In 2004, the KRS was studied by a team of geologists led by Runo Lofvendahl, then of the Swedish Central Board of Antiquities. Now retired, and wasn’t available to comment, but his team reported that evidence for the runes’ age was not conclusive and further study on the rates of mica crystal weathering would be necessary to make any kind of determination of the KRS’s authenticity on the basis of erosion. (E.A. Powell)

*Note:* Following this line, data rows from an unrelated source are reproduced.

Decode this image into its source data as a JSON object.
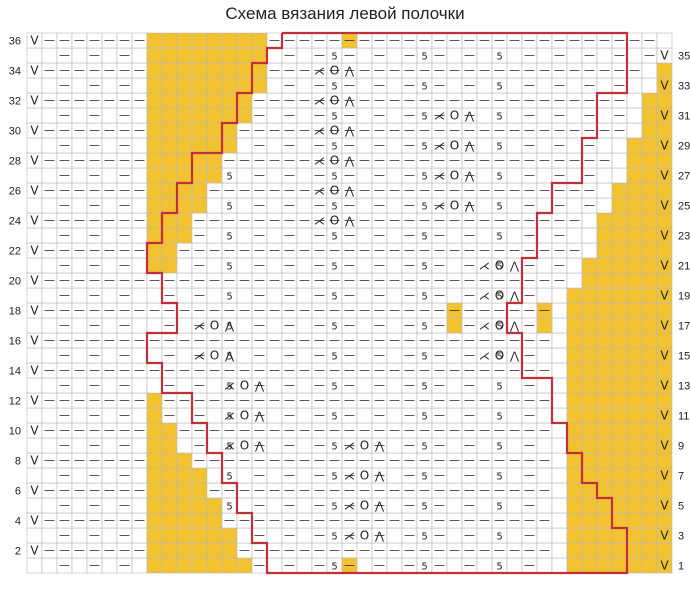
{
  "title": "Схема вязания левой полочки",
  "rows": 36,
  "columns": 43,
  "row_labels_left": [
    "2",
    "4",
    "6",
    "8",
    "10",
    "12",
    "14",
    "16",
    "18",
    "20",
    "22",
    "24",
    "26",
    "28",
    "30",
    "32",
    "34",
    "36"
  ],
  "row_labels_right": [
    "1",
    "3",
    "5",
    "7",
    "9",
    "11",
    "13",
    "15",
    "17",
    "19",
    "21",
    "23",
    "25",
    "27",
    "29",
    "31",
    "33",
    "35"
  ],
  "colors": {
    "fill": "#f2c230",
    "grid": "#b8b8b8",
    "outline": "#c0303a",
    "symbol": "#222222"
  },
  "symbols": {
    "knit": "—",
    "slip": "V",
    "yarn_over": "O",
    "five_together": "5",
    "decrease_left": "⋀",
    "decrease_right": "⋌"
  },
  "legend": []
}
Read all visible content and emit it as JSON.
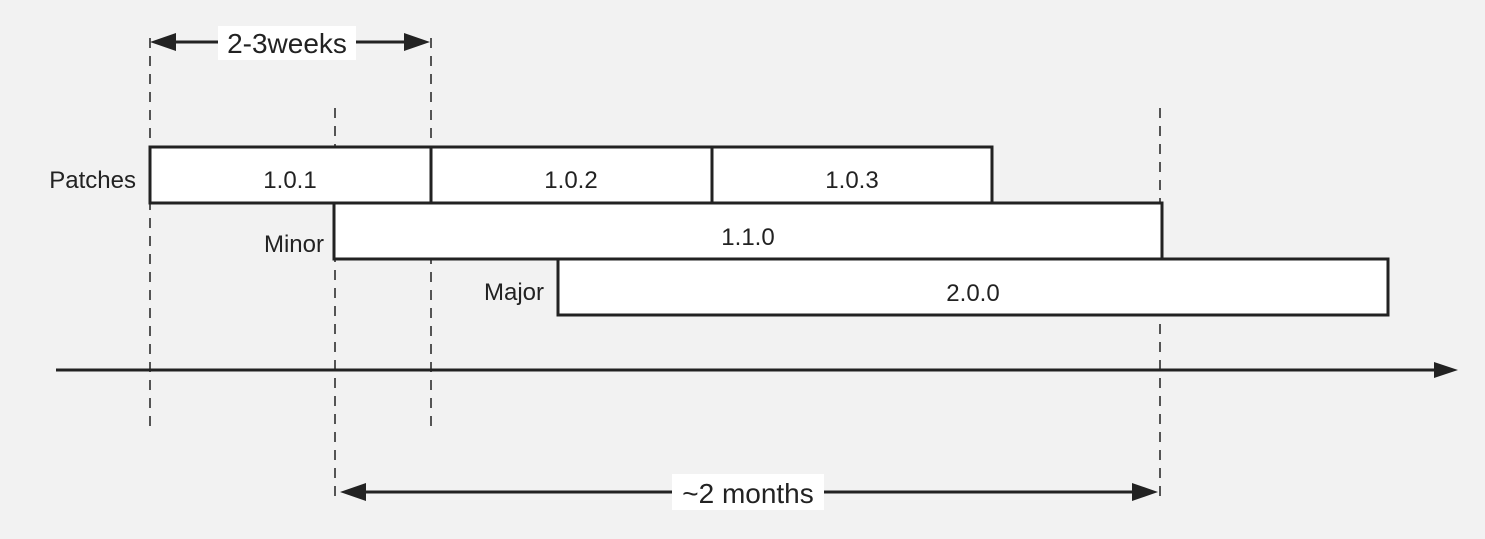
{
  "rows": {
    "patches": "Patches",
    "minor": "Minor",
    "major": "Major"
  },
  "bars": {
    "v101": "1.0.1",
    "v102": "1.0.2",
    "v103": "1.0.3",
    "v110": "1.1.0",
    "v200": "2.0.0"
  },
  "dimensions": {
    "patch_interval": "2-3weeks",
    "minor_interval": "~2 months"
  },
  "colors": {
    "background": "#f2f2f2",
    "bar_fill": "#ffffff",
    "stroke": "#222222",
    "guide": "#555555"
  }
}
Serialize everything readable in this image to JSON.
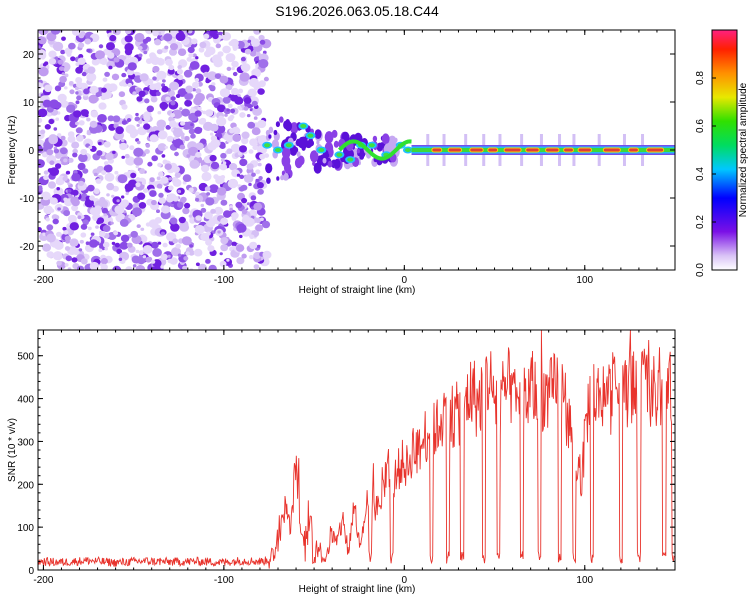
{
  "title": "S196.2026.063.05.18.C44",
  "colors": {
    "snr_line": "#e8332c",
    "stripe": "#2a2a2a",
    "band_core": "#e03a3a",
    "band_inner": "#ffd000",
    "band_outer": "#3cd83c",
    "noise_dark": "#6a10e0",
    "noise_light": "#d9c2f6"
  },
  "chart_data": [
    {
      "type": "heatmap",
      "name": "spectrogram",
      "xlabel": "Height of straight line (km)",
      "ylabel": "Frequency (Hz)",
      "xlim": [
        -203,
        150
      ],
      "ylim": [
        -25,
        25
      ],
      "xticks": [
        -200,
        -100,
        0,
        100
      ],
      "yticks": [
        -20,
        -10,
        0,
        10,
        20
      ],
      "noise_region_x": [
        -203,
        -76
      ],
      "tone_frequency_hz": 0,
      "tone_segments": [
        [
          15,
          21
        ],
        [
          24,
          32
        ],
        [
          36,
          44
        ],
        [
          46,
          52
        ],
        [
          55,
          65
        ],
        [
          67,
          75
        ],
        [
          78,
          86
        ],
        [
          88,
          94
        ],
        [
          96,
          104
        ],
        [
          110,
          120
        ],
        [
          124,
          130
        ],
        [
          134,
          144
        ]
      ],
      "colorbar": {
        "label": "Normalized spectral amplitude",
        "range": [
          0.0,
          1.0
        ],
        "ticks": [
          "0.0",
          "0.2",
          "0.4",
          "0.6",
          "0.8"
        ],
        "colormap": "rainbow (white-violet-blue-cyan-green-yellow-orange-red-magenta)"
      }
    },
    {
      "type": "line",
      "name": "snr",
      "xlabel": "Height of straight line (km)",
      "ylabel": "SNR (10 * v/v)",
      "xlim": [
        -203,
        150
      ],
      "ylim": [
        0,
        560
      ],
      "xticks": [
        -200,
        -100,
        0,
        100
      ],
      "yticks": [
        0,
        100,
        200,
        300,
        400,
        500
      ],
      "series": [
        {
          "name": "SNR",
          "x": [
            -203,
            -190,
            -175,
            -160,
            -145,
            -130,
            -115,
            -100,
            -90,
            -80,
            -75,
            -70,
            -66,
            -63,
            -60,
            -57,
            -55,
            -52,
            -49,
            -46,
            -43,
            -40,
            -37,
            -34,
            -31,
            -28,
            -25,
            -22,
            -19,
            -16,
            -13,
            -10,
            -7,
            -4,
            -1,
            2,
            5,
            8,
            11,
            14,
            17,
            20,
            23,
            26,
            29,
            32,
            35,
            38,
            41,
            44,
            47,
            50,
            53,
            56,
            59,
            62,
            65,
            68,
            71,
            74,
            77,
            80,
            83,
            86,
            89,
            92,
            95,
            98,
            101,
            104,
            107,
            110,
            113,
            116,
            119,
            122,
            125,
            128,
            131,
            134,
            137,
            140,
            143,
            146,
            150
          ],
          "values": [
            20,
            18,
            22,
            17,
            21,
            19,
            20,
            18,
            22,
            20,
            23,
            60,
            150,
            90,
            260,
            70,
            40,
            120,
            60,
            40,
            50,
            80,
            60,
            120,
            40,
            150,
            60,
            100,
            180,
            140,
            160,
            210,
            190,
            230,
            250,
            240,
            290,
            270,
            310,
            330,
            320,
            350,
            370,
            350,
            360,
            380,
            400,
            420,
            380,
            430,
            450,
            400,
            390,
            420,
            430,
            380,
            410,
            400,
            430,
            390,
            410,
            400,
            420,
            430,
            390,
            330,
            250,
            190,
            360,
            420,
            400,
            420,
            380,
            430,
            420,
            400,
            450,
            410,
            440,
            430,
            420,
            400,
            420,
            410,
            440
          ]
        }
      ],
      "dropouts_x": [
        -50,
        -44,
        -19,
        -7,
        15,
        24,
        32,
        44,
        52,
        65,
        75,
        86,
        94,
        104,
        120,
        130,
        144,
        149
      ]
    }
  ]
}
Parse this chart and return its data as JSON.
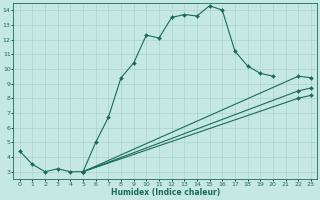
{
  "xlabel": "Humidex (Indice chaleur)",
  "ylabel": "",
  "xlim": [
    -0.5,
    23.5
  ],
  "ylim": [
    2.5,
    14.5
  ],
  "bg_color": "#c5e8e2",
  "grid_color": "#aad4cc",
  "line_color": "#1a6b5a",
  "line1": {
    "x": [
      0,
      1,
      2,
      3,
      4,
      5,
      6,
      7,
      8,
      9,
      10,
      11,
      12,
      13,
      14,
      15,
      16,
      17,
      18,
      19,
      20
    ],
    "y": [
      4.4,
      3.5,
      3.0,
      3.2,
      3.0,
      3.0,
      5.0,
      6.7,
      9.4,
      10.4,
      12.3,
      12.1,
      13.5,
      13.7,
      13.6,
      14.3,
      14.0,
      11.2,
      10.2,
      9.7,
      9.5
    ]
  },
  "line2": {
    "x": [
      5,
      22,
      23
    ],
    "y": [
      3.0,
      9.5,
      9.4
    ]
  },
  "line3": {
    "x": [
      5,
      22,
      23
    ],
    "y": [
      3.0,
      8.5,
      8.7
    ]
  },
  "line4": {
    "x": [
      5,
      22,
      23
    ],
    "y": [
      3.0,
      8.0,
      8.2
    ]
  },
  "yticks": [
    3,
    4,
    5,
    6,
    7,
    8,
    9,
    10,
    11,
    12,
    13,
    14
  ],
  "xticks": [
    0,
    1,
    2,
    3,
    4,
    5,
    6,
    7,
    8,
    9,
    10,
    11,
    12,
    13,
    14,
    15,
    16,
    17,
    18,
    19,
    20,
    21,
    22,
    23
  ]
}
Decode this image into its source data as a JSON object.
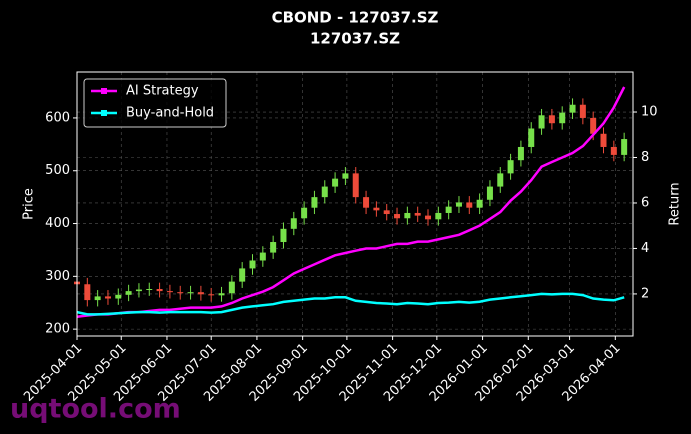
{
  "chart_data": {
    "type": "candlestick",
    "title": "CBOND - 127037.SZ",
    "subtitle": "127037.SZ",
    "ylabel": "Price",
    "y2label": "Return",
    "watermark": "uqtool.com",
    "x": [
      "2025-04-01",
      "2025-04-08",
      "2025-04-15",
      "2025-04-22",
      "2025-04-29",
      "2025-05-06",
      "2025-05-13",
      "2025-05-20",
      "2025-05-27",
      "2025-06-03",
      "2025-06-10",
      "2025-06-17",
      "2025-06-24",
      "2025-07-01",
      "2025-07-08",
      "2025-07-15",
      "2025-07-22",
      "2025-07-29",
      "2025-08-05",
      "2025-08-12",
      "2025-08-19",
      "2025-08-26",
      "2025-09-02",
      "2025-09-09",
      "2025-09-16",
      "2025-09-23",
      "2025-09-30",
      "2025-10-07",
      "2025-10-14",
      "2025-10-21",
      "2025-10-28",
      "2025-11-04",
      "2025-11-11",
      "2025-11-18",
      "2025-11-25",
      "2025-12-02",
      "2025-12-09",
      "2025-12-16",
      "2025-12-23",
      "2025-12-30",
      "2026-01-06",
      "2026-01-13",
      "2026-01-20",
      "2026-01-27",
      "2026-02-03",
      "2026-02-10",
      "2026-02-17",
      "2026-02-24",
      "2026-03-03",
      "2026-03-10",
      "2026-03-17",
      "2026-03-24",
      "2026-03-31",
      "2026-04-07"
    ],
    "open": [
      290,
      285,
      255,
      262,
      258,
      265,
      272,
      275,
      276,
      272,
      270,
      268,
      270,
      266,
      264,
      268,
      290,
      315,
      330,
      345,
      365,
      390,
      410,
      430,
      450,
      470,
      485,
      495,
      450,
      430,
      425,
      418,
      410,
      420,
      415,
      408,
      420,
      432,
      440,
      430,
      445,
      470,
      495,
      520,
      545,
      580,
      605,
      590,
      610,
      625,
      600,
      570,
      545,
      530
    ],
    "high": [
      302,
      297,
      274,
      274,
      277,
      284,
      287,
      288,
      288,
      284,
      282,
      282,
      282,
      278,
      280,
      302,
      327,
      342,
      357,
      377,
      402,
      422,
      442,
      462,
      482,
      497,
      507,
      507,
      462,
      442,
      437,
      430,
      432,
      432,
      427,
      432,
      444,
      452,
      452,
      457,
      482,
      507,
      532,
      557,
      592,
      617,
      617,
      622,
      637,
      637,
      612,
      582,
      557,
      572
    ],
    "low": [
      273,
      243,
      243,
      246,
      246,
      253,
      260,
      263,
      260,
      258,
      256,
      256,
      254,
      252,
      252,
      256,
      278,
      303,
      318,
      333,
      353,
      378,
      398,
      418,
      438,
      458,
      473,
      438,
      418,
      413,
      406,
      398,
      398,
      403,
      396,
      396,
      408,
      420,
      418,
      418,
      433,
      458,
      483,
      508,
      533,
      568,
      578,
      578,
      598,
      588,
      558,
      533,
      518,
      518
    ],
    "close": [
      285,
      255,
      262,
      258,
      265,
      272,
      275,
      276,
      272,
      270,
      268,
      270,
      266,
      264,
      268,
      290,
      315,
      330,
      345,
      365,
      390,
      410,
      430,
      450,
      470,
      485,
      495,
      450,
      430,
      425,
      418,
      410,
      420,
      415,
      408,
      420,
      432,
      440,
      430,
      445,
      470,
      495,
      520,
      545,
      580,
      605,
      590,
      610,
      625,
      600,
      570,
      545,
      530,
      560
    ],
    "up_color": "#77e04a",
    "down_color": "#ee4b3a",
    "series": [
      {
        "name": "AI Strategy",
        "color": "#ff00ff",
        "axis": "y2",
        "values": [
          1.0,
          1.05,
          1.1,
          1.1,
          1.15,
          1.2,
          1.2,
          1.25,
          1.3,
          1.3,
          1.35,
          1.4,
          1.4,
          1.4,
          1.45,
          1.6,
          1.8,
          1.95,
          2.1,
          2.3,
          2.6,
          2.9,
          3.1,
          3.3,
          3.5,
          3.7,
          3.8,
          3.9,
          4.0,
          4.0,
          4.1,
          4.2,
          4.2,
          4.3,
          4.3,
          4.4,
          4.5,
          4.6,
          4.8,
          5.0,
          5.3,
          5.6,
          6.1,
          6.5,
          7.0,
          7.6,
          7.8,
          8.0,
          8.2,
          8.5,
          9.0,
          9.5,
          10.2,
          11.1
        ]
      },
      {
        "name": "Buy-and-Hold",
        "color": "#00ffff",
        "axis": "y2",
        "values": [
          1.2,
          1.1,
          1.1,
          1.12,
          1.15,
          1.18,
          1.2,
          1.2,
          1.18,
          1.2,
          1.2,
          1.2,
          1.2,
          1.18,
          1.2,
          1.3,
          1.4,
          1.45,
          1.5,
          1.55,
          1.65,
          1.7,
          1.75,
          1.8,
          1.8,
          1.85,
          1.85,
          1.7,
          1.65,
          1.6,
          1.58,
          1.55,
          1.6,
          1.58,
          1.55,
          1.6,
          1.62,
          1.65,
          1.62,
          1.66,
          1.75,
          1.8,
          1.85,
          1.9,
          1.95,
          2.0,
          1.98,
          2.0,
          2.0,
          1.95,
          1.8,
          1.75,
          1.72,
          1.85
        ]
      }
    ],
    "xlim": [
      "2025-04-01",
      "2026-04-13"
    ],
    "xticks": [
      "2025-04-01",
      "2025-05-01",
      "2025-06-01",
      "2025-07-01",
      "2025-08-01",
      "2025-09-01",
      "2025-10-01",
      "2025-11-01",
      "2025-12-01",
      "2026-01-01",
      "2026-02-01",
      "2026-03-01",
      "2026-04-01"
    ],
    "ylim": [
      187,
      687
    ],
    "yticks": [
      200,
      300,
      400,
      500,
      600
    ],
    "y2lim": [
      0.15,
      11.76
    ],
    "y2ticks": [
      2,
      4,
      6,
      8,
      10
    ],
    "grid": true,
    "legend": "upper left"
  }
}
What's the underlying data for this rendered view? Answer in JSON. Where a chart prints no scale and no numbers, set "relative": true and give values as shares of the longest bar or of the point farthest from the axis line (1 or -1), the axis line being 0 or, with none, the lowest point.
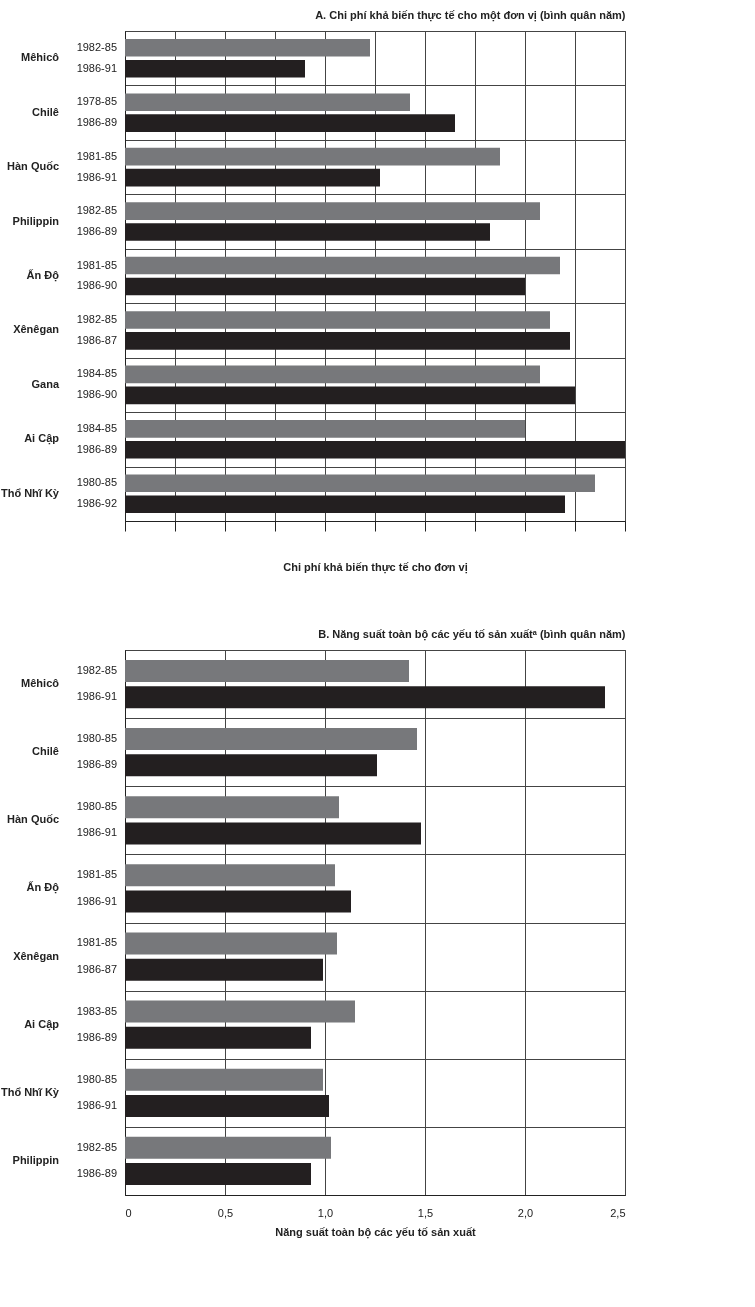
{
  "chart_data": [
    {
      "type": "bar",
      "orientation": "horizontal",
      "relative": true,
      "grid": true,
      "title": "A. Chi phí khả biến thực tế cho một đơn vị (bình quân năm)",
      "xlabel": "Chi phí khả biến thực tế cho đơn vị",
      "categories": [
        "1982-85",
        "1986-91",
        "1978-85",
        "1986-89",
        "1981-85",
        "1986-91",
        "1982-85",
        "1986-89",
        "1981-85",
        "1986-90",
        "1982-85",
        "1986-87",
        "1984-85",
        "1986-90",
        "1984-85",
        "1986-89",
        "1980-85",
        "1986-92"
      ],
      "values": [
        0.49,
        0.36,
        0.57,
        0.66,
        0.75,
        0.51,
        0.83,
        0.73,
        0.87,
        0.8,
        0.85,
        0.89,
        0.83,
        0.9,
        0.8,
        1,
        0.94,
        0.88
      ],
      "colors": [
        "#77787b",
        "#231f20",
        "#77787b",
        "#231f20",
        "#77787b",
        "#231f20",
        "#77787b",
        "#231f20",
        "#77787b",
        "#231f20",
        "#77787b",
        "#231f20",
        "#77787b",
        "#231f20",
        "#77787b",
        "#231f20",
        "#77787b",
        "#231f20"
      ],
      "annotations": [
        "Mêhicô",
        "Chilê",
        "Hàn Quốc",
        "Philippin",
        "Ấn Độ",
        "Xênêgan",
        "Gana",
        "Ai Cập",
        "Thổ Nhĩ Kỳ"
      ]
    },
    {
      "type": "bar",
      "orientation": "horizontal",
      "grid": true,
      "title": "B. Năng suất toàn bộ các yếu tố sản xuấtᵃ (bình quân năm)",
      "xlabel": "Năng suất toàn bộ các yếu tố sản xuất",
      "categories": [
        "1982-85",
        "1986-91",
        "1980-85",
        "1986-89",
        "1980-85",
        "1986-91",
        "1981-85",
        "1986-91",
        "1981-85",
        "1986-87",
        "1983-85",
        "1986-89",
        "1980-85",
        "1986-91",
        "1982-85",
        "1986-89"
      ],
      "values": [
        1.42,
        2.4,
        1.46,
        1.26,
        1.07,
        1.48,
        1.05,
        1.13,
        1.06,
        0.99,
        1.15,
        0.93,
        0.99,
        1.02,
        1.03,
        0.93
      ],
      "colors": [
        "#77787b",
        "#231f20",
        "#77787b",
        "#231f20",
        "#77787b",
        "#231f20",
        "#77787b",
        "#231f20",
        "#77787b",
        "#231f20",
        "#77787b",
        "#231f20",
        "#77787b",
        "#231f20",
        "#77787b",
        "#231f20"
      ],
      "xlim": [
        0,
        2.5
      ],
      "xticks": [
        0,
        {
          "value": 0.5,
          "label": "0,5"
        },
        {
          "value": 1.0,
          "label": "1,0"
        },
        {
          "value": 1.5,
          "label": "1,5"
        },
        {
          "value": 2.0,
          "label": "2,0"
        },
        {
          "value": 2.5,
          "label": "2,5"
        }
      ],
      "annotations": [
        "Mêhicô",
        "Chilê",
        "Hàn Quốc",
        "Ấn Độ",
        "Xênêgan",
        "Ai Cập",
        "Thổ Nhĩ Kỳ",
        "Philippin"
      ]
    }
  ]
}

Wolter’s started to develop bewildering theories and by 2006, Wolter’s zealous efforts to find evidence to prove his claims linking the stone to the Templars became too much for Nielsen and Kehoe to bear, and they have both since ceased working with him. They were particularly concerned that Wolter refused to submit his weathering study to a peer-reviewed journal. Larry Zimmerman, an archaeologist at Indiana University-Purdue University who knows both Nielsen and Wolter and has followed the KRS research, agrees the lack of peer review is a serious problem. “Good science demands peer review by practitioners with similar skill sets, and good scientists actually seek such review. When review seems to be avoided, the science becomes immediately suspicious.”
University of Uppsala philologist Henrik Williams has worked closely with Nielsen since 2002. The emergence of a set of 19th century documents known as the Larsson Papers may have convinced him the KRS is a 19th century artifact. While the KRS was in Sweden, documents in the collection of the Institute for Dialectology, Onomastics, and Folklore Research un Umea came to light that show the runestone may not be an isolated anomaly. Two sheets of pater date 1883 and 1885, from the collection of a tailor and musician named Edward Larsson, contain a number of runes that resemble the eccentric ones on the KRS. (AIA)
Williams doesn’t think Ohman carved the KRS, but somebody familiar with the alphabet must have. “I don’t think the runestone is a medieval product, but it does tell you something about the use of runes in the 19th century. And people should remember that the stone now has a history of its own; it’s been out there for a while and is part of American mythology and part of history. It’s a cultural icon and it’s fascinating.”
The production company is building on the success of Holy Grail in America and are planning documentaries that explore North American archaeology. They are currently working on another show for the History Channel and the working title is Who Really Discovered America? It will explore a number of theories about pre-Columbian Old World visitors to the Americas. possibly including the Japanese, Welsh, and ancient Egypt! What are they going to think of next?